Inutile de dire que voir Michael Jordan briller à l'occasion d'un troisième match de pré-saison n'était pas inattendu. Mais qu'il domine à ce point, et face à une telle opposition, si.
« Son niveau de jeu était très élevé. J'étais en train de me dire ' Suis-je si nul ou est-il aussi fort ? ' » raconte Sidney Moncrief. Un futur double All-Star à qui Michael a causé bien du tort lors de ce match.
Résultat : 22 points pour MJ. Le plus gros total du match. Une victoire pour les Bulls (100-87). Et une première ovation. Bref, une prédiction.
Un bain de foule
Deux ans après, l'Indiana Washington High School n'existe plus. East Chicago ayant décidé de fusionner ses écoles. Et de raser l'ancien gymnase des lycéens dans lequel Michael Jordan a fait ses premiers pas à domicile en tant joueur des Bulls. Mettant fin aux débuts de His Airness, mais aussi à l'ancienne équipe universitaire des Senators, dont le nom est seulement resté sur l'ancienne rue du gymnase.
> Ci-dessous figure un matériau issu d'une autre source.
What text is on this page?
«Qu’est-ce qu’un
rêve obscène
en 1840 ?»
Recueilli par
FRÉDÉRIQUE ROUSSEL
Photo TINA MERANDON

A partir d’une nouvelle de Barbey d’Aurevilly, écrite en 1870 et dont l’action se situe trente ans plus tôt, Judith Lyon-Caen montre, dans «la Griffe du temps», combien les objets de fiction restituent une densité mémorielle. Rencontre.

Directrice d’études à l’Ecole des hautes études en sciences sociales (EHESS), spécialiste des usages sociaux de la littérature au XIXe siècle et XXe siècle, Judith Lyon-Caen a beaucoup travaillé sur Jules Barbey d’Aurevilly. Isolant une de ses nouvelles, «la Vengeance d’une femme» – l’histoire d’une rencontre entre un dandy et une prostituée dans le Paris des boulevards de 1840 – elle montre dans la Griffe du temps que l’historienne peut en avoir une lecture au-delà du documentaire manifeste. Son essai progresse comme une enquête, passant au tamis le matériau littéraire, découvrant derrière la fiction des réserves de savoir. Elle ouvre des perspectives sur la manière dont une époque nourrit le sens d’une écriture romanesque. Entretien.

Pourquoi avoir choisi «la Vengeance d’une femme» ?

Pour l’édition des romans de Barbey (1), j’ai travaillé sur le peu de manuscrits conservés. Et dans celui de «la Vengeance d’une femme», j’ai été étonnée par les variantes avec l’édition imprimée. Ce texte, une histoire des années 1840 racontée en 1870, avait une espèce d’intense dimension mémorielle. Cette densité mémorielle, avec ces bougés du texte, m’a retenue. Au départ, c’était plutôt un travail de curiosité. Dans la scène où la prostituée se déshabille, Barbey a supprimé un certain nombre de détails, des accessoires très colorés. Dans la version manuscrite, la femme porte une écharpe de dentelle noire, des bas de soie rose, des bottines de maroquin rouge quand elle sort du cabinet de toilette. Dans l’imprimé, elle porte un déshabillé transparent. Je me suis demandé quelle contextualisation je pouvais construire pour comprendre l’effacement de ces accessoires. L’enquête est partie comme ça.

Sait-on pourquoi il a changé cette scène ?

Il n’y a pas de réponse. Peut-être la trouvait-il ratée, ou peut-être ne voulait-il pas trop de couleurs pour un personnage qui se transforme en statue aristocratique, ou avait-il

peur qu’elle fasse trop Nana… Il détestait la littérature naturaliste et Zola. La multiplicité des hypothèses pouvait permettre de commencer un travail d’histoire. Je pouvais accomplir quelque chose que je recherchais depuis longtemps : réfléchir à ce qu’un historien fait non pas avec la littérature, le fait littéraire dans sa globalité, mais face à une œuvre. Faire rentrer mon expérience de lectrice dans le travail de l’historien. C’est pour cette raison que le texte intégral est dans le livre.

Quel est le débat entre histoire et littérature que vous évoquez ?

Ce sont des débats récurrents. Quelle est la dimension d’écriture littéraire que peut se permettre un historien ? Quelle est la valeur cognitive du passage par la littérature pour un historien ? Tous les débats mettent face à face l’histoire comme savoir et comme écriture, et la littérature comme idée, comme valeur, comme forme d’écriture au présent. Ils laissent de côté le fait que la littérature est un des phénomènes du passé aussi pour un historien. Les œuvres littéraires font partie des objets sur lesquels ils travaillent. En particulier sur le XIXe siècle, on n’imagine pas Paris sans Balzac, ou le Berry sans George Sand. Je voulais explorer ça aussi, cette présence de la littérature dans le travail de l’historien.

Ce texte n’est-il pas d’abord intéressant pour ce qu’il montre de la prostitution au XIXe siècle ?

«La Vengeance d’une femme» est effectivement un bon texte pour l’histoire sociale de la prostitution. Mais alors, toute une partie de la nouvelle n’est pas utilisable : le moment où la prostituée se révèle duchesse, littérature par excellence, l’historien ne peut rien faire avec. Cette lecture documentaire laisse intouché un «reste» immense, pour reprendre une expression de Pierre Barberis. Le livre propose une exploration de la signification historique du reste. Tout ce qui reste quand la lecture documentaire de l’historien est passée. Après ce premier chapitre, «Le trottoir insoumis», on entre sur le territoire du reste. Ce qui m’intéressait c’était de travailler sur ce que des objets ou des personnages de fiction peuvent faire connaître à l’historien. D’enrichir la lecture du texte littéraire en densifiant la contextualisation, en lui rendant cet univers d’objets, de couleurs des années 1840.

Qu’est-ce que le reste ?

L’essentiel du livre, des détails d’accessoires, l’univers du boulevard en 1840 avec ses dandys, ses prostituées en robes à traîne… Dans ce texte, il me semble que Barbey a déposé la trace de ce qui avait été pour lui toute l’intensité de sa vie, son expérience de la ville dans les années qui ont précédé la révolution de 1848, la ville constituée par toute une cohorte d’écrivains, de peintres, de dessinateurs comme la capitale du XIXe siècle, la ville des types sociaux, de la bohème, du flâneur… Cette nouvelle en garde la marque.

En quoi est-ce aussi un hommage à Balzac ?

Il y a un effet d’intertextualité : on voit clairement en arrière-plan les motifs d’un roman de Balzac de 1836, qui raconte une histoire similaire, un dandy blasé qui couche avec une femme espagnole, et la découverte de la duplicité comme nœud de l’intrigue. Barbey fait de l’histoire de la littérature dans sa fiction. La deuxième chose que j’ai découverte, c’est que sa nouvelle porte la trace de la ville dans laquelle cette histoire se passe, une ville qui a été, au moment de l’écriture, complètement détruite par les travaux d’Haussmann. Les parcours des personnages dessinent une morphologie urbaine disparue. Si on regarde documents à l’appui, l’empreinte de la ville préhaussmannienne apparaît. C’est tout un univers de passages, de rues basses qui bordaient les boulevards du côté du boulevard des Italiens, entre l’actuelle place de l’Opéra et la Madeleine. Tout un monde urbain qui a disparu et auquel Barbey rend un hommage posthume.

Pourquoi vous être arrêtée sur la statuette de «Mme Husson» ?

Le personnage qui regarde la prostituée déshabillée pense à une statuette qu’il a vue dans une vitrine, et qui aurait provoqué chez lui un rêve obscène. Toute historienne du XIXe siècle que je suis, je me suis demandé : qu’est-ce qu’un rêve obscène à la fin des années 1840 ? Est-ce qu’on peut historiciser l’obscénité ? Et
Un troisième match de pré-saison dans le gymnase d'un lycée : voilà qui semble anachronique de nos jours, alors que les franchises NBA préfèrent se rendre sur le Vieux Continent ou en Chine pour se jauger. La destruction du gymnase agit alors comme un parfait symbole d'une ère terminée.
« Nous disputions des matches de pré-saison dans des gymnases de lycée, comme beaucoup d'autres équipes » confie Tim Hallam, directeur des relations avec les médias des Bulls. « C'était un moyen de rapprocher notre équipe de son environnement et de permettre à des gens qui n'auraient jamais vu les Bulls jouer d'assister à un match. »
C'est donc dans ce contexte que Michael Jordan a capté pour la première fois tous les regards des fans de sa franchise. Selon Michael Puente, le jeune public qui s'était rendu au gymnase à cette occasion, sous le choc, ne prenait même plus la peine de s'asseoir. Il contemplait juste le récital. Et pouvait se mettre à rêver d'un avenir radieux, où His Airness multiplierait les chefs d’œuvre pour guider les Bulls vers les sommets. Quand le buzzer final a retenti, cette jeunesse n'a pas pu se contenir.
« Nous n'avions pas la sécurité d'aujourd'hui, et jouer dans un lycée représentait un tas de problèmes » rappelle Tim Hallam. « Après le match, la sécurité n'était pas aussi présente qu'elle l'est aujourd'hui. Ce jour-là, il n'y en avait aucune. Il n'y avait personne pour les arrêter, ils étaient tellement excités qu'ils auraient fait n'importe quoi pour s'approcher de lui et le toucher. »
Eux qui ne savaient pas encore, mais espéraient que Michael Jordan deviendra le joueur qui rythmera leur vie et leurs plus grande joies de supporters étaient tout simplement séduits. Logiquement. Comme toute la planète NBA le sera très bientôt.